The company has secured two grants totaling nearly $1 million for its effort in Burundi: one from Power Africa via the U.S. Trade and Development Agency (USTDA) and the other from Energy and Environment Partnership (EEP), a coalition representing the British, Finnish and Austrian governments.
Gigawatt Global team signs grant agreement for Burundi at USTDA offices
Gigawatt Global plans to develop and manage the 7.5 MW solar PV field on a 15-hectare site in the Gitega region, 65 miles (105 kilometers) from the capital of Bujumbura. The facility will produce electricity needed for 60,000 households. The total cost of the project is estimated to be approximately $20 million.
"Our impact investment model is to strengthen developing nations, both economically and environmentally, by providing renewable energy sources where they are most needed," says Gigawatt Global President Yosef Abramowitz.

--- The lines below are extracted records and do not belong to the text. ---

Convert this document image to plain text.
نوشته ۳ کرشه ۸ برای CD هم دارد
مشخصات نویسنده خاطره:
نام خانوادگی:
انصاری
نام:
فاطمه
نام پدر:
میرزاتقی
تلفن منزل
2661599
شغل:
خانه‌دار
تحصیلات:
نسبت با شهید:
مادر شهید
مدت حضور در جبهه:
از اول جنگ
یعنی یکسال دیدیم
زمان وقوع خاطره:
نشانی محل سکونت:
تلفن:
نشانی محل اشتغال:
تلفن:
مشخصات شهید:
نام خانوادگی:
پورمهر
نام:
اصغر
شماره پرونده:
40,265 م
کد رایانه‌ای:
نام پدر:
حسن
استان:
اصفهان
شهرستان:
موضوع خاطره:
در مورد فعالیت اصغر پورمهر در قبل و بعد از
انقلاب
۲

The developer plans to build 1 GW of solar in Africa by 2020, "thereby providing electricity to millions of households and institutions that are currently without the most basic of human needs," Abramowitz added.
USTDA's grant will fund a feasibility study that will address key technical and economic aspects of the solar project, conduct environmental and social impact assessments, and provide the necessary analysis for the project to secure financing. The grant funds awarded by EEP will be used for pre-development works and legal costs.
"USTDA is pleased to provide Gigawatt Global Burundi S.A. this grant for a feasibility study, which will utilize U.S. industry expertise to advance this important project," said USTDA Director Leocadia I. Zak. "This activity supports Power Africa's objectives of increasing access to power and promoting greater private investment in Africa's energy sector."
Currently, Burundi experiences a high frequency of blackouts, with downtime in electrical access an average of two days a week, according to Gigawatt Global. Burundi has a total of only 52 MW of installed electrical capacity, including 15.5 MW of diesel-generated power.
"We are honored and pleased to be moving forward in partnership with Gigawatt Global — a tier 1 solar developer — to build the first utility-scale solar field in Burundi. We embrace the development of renewable energy as a means of increasing Burundi's electrical generation capacity, thereby stimulating economic growth and providing a range of opportunities for the Burundian people," said Come Manirakiza, Burundi's minister of Energy and Mines.
The government of Burundi has signed a memorandum of understanding with Gigawatt Global for the development of the project. The company is also working with the Polytechnic University of Gitega, international NGO's, and the local community to develop a corporate social responsibility program to enhance knowledge transfer and support community development.
Michael Fichtenberg, Gigawatt Global's VP of Finance and managing director of the GWG Burundi project, said, "GWG has been working closely with the Burundian government and is pleased with the progress made to date. The Burundi Government's good will, with the close cooperation and support of the U.S. and Dutch Embassies, has been crucial in advancing the country's first utility-scale solar energy generation facility that addresses the crippling energy crisis and will directly contribute to the economic growth and stability of Burundi. We believe that this pioneering solar project can be the bellwether for further western investment in Burundi."
Michael Fichtenberg, GWG Burundi managing director, Jean-Jacques Nyenimigabo, advisor to the Burundian president, representatives of the Polytechnic University of Gitega and Gitega Municipal Council member Omer Ndayishimiye hope that 14% of Burundi'ss power will be provided by the sun next year.